Holly Foster didn't even secure herself a job on a college campus with the traditionally robust, if little known, tuition benefit in mind. The communications department gig at Hamilton College was a good fit, but her children were little at the time, and the concept of steep college bills was still an abstraction. Fast forward, a few years later. When she realized what this benefit amounted to, Foster nearly danced a gavotte.
For Anne Riffle, who works in Hamilton’s Registrar’s office, the lure of getting tuition covered as an employment benefit was a major factor in her coming to work at the upstate New York school in the first place. With three kids, she’s been dancing ever since.

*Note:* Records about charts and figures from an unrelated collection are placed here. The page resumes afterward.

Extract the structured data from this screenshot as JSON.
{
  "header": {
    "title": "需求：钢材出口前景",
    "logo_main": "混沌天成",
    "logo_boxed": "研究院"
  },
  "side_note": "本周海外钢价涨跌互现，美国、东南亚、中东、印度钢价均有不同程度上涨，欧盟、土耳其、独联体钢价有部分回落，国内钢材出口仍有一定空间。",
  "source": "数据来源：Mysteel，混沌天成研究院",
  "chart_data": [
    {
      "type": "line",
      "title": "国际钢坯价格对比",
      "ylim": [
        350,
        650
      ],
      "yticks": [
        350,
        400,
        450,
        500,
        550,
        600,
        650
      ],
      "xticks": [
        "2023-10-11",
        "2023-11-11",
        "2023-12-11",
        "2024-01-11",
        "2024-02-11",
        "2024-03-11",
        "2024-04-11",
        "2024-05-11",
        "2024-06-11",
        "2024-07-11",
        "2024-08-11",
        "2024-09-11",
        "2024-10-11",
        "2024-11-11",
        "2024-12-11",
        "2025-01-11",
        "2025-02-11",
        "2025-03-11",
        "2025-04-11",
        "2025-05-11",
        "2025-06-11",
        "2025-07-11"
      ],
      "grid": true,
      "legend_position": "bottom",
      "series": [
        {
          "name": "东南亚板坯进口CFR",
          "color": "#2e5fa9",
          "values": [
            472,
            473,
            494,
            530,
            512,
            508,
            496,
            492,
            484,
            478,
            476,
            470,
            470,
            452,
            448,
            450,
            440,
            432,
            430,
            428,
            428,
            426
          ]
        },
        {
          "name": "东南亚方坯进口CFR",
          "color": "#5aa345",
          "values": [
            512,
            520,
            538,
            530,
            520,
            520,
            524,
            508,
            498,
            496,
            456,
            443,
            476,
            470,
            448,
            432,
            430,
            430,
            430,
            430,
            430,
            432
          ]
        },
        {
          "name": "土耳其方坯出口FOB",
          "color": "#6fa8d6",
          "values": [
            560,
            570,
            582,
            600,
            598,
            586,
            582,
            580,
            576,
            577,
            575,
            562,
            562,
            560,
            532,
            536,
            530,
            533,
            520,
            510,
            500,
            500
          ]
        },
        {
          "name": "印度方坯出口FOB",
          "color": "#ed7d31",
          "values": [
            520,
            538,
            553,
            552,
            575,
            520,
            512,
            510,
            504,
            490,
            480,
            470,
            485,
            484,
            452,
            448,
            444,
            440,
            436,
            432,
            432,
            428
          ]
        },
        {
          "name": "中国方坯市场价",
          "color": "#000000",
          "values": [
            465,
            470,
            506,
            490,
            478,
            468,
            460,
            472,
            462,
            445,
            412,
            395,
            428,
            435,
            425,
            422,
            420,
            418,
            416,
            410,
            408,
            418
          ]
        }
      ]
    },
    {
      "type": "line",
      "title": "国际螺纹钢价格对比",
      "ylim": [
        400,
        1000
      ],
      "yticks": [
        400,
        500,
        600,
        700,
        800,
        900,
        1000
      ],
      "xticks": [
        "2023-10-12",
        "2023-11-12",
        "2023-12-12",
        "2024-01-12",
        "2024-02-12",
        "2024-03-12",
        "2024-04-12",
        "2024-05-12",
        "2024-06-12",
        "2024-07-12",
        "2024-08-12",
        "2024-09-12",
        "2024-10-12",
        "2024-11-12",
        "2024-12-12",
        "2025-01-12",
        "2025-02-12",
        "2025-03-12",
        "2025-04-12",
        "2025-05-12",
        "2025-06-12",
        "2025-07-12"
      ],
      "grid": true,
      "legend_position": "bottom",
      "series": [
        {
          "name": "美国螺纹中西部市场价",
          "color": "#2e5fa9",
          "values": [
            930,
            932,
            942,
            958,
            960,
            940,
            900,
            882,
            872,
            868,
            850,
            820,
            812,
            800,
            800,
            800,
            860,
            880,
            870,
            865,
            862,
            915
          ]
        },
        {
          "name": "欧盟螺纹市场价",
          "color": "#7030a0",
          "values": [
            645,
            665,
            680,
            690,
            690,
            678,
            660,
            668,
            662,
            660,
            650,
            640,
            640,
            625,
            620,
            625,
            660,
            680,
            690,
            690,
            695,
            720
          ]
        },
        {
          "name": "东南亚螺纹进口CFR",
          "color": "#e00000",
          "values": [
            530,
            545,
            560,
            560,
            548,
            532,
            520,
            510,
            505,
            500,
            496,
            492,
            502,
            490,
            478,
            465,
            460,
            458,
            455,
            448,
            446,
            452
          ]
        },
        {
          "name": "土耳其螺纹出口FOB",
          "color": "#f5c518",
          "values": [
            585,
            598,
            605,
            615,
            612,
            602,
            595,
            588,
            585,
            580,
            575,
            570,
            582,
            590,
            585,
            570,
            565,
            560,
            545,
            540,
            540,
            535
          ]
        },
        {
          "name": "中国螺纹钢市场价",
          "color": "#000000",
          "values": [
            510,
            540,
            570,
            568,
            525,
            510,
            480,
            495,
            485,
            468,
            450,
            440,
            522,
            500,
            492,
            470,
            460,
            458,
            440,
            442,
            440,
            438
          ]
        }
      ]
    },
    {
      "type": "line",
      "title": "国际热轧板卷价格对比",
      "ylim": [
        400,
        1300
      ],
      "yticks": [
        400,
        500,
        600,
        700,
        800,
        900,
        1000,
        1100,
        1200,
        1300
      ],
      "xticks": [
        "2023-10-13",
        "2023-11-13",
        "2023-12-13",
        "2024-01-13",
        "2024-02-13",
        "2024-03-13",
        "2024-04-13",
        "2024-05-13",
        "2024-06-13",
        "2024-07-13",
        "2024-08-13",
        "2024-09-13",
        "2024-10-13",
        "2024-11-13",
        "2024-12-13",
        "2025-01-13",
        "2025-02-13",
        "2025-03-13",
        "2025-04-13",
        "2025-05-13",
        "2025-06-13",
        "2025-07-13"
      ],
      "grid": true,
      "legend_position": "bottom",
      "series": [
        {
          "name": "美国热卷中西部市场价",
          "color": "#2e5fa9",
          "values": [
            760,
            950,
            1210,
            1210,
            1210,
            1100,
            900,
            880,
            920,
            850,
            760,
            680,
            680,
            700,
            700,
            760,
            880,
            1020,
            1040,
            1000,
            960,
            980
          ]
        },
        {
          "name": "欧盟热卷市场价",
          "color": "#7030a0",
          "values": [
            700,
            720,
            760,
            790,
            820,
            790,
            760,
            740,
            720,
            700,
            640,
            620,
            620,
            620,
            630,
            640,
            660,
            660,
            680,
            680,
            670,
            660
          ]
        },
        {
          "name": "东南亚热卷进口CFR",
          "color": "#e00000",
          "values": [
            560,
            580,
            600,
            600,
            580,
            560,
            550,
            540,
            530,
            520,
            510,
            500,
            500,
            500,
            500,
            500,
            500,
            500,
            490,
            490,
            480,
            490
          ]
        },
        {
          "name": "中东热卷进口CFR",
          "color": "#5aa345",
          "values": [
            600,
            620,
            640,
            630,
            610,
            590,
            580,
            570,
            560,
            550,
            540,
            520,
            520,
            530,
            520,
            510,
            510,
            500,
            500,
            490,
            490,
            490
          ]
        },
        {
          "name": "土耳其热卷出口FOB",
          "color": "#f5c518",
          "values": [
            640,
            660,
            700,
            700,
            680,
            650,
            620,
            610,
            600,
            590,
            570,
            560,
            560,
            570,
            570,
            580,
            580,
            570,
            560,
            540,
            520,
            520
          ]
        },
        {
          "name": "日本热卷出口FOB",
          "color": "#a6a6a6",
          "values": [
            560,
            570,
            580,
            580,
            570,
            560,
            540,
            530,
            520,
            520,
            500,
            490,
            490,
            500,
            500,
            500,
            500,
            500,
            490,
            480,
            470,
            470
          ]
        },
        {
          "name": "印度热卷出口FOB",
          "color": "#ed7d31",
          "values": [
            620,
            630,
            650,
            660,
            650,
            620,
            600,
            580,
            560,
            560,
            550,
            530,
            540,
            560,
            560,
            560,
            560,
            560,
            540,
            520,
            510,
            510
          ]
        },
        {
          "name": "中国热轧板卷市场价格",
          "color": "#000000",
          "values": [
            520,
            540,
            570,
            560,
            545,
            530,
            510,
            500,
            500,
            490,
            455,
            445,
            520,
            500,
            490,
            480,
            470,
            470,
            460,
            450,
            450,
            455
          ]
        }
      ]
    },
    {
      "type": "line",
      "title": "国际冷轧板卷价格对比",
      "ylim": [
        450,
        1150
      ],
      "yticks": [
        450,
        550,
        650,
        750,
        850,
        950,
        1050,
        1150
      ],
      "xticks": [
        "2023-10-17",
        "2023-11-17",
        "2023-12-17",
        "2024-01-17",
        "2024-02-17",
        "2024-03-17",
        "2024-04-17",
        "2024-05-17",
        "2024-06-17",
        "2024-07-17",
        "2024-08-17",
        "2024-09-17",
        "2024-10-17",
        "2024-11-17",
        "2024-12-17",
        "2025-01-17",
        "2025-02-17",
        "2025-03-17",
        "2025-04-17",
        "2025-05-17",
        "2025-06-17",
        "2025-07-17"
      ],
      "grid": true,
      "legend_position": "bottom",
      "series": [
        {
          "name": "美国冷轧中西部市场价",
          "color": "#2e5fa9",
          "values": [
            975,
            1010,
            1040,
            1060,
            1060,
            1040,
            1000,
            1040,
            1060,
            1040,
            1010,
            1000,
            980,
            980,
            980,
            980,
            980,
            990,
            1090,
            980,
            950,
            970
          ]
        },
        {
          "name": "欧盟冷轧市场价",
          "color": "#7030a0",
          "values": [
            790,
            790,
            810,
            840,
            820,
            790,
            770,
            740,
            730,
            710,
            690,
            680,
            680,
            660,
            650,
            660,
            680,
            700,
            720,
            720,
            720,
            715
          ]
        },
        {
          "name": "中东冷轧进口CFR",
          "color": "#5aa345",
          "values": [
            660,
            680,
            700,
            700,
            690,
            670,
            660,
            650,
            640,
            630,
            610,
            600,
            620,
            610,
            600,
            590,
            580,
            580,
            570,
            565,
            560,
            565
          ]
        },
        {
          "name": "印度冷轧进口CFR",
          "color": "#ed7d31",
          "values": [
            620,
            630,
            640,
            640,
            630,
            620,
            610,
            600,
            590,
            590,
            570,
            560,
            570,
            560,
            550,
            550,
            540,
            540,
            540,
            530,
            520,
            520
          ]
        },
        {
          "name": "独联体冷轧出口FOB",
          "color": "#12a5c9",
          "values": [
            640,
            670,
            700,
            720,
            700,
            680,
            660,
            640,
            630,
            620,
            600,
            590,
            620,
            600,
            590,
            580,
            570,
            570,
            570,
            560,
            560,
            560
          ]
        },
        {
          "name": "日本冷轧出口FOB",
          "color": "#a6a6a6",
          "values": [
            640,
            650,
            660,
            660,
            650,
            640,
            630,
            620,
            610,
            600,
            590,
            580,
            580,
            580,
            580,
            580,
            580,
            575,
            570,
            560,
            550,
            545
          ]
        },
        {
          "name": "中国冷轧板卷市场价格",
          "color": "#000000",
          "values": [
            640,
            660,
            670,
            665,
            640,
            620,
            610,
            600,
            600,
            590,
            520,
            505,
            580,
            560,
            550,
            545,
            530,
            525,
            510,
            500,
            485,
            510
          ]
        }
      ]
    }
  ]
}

Families around the world show the strain of the daily nightmare that is the cost of college. But for families with a parent working on a college campus, there can be considerable relief in the form of getting all or half of tuition covered. The rules vary by institution, but many cover the tuition of an employee’s child in full on their own campus and half if they attend another accredited school. Moreover, as an employee, you don’t have to be a professor or high-ranking administrator to qualify. Secretaries and even athletic department equipment managers also stand to benefit.
Whatever the precise case, this is a benefit few outsiders know exists. But in these tight-fisted times or even, considering the cost of college, during flush times, it presents a good reason to consider a campus career of one kind or another.
At Hamilton, there are currently about 90 children of employees receiving the benefit with about a dozen attending Hamilton, said Stephen Stemkoski, the school’s director of human resources, who said that in meetings with prospective employees, eyebrows do calisthenics when they get to this particular line item on the benefit list.
Even if the parents among them don’t actually dance around his office, Stemkoski notes, “I think they may want to.”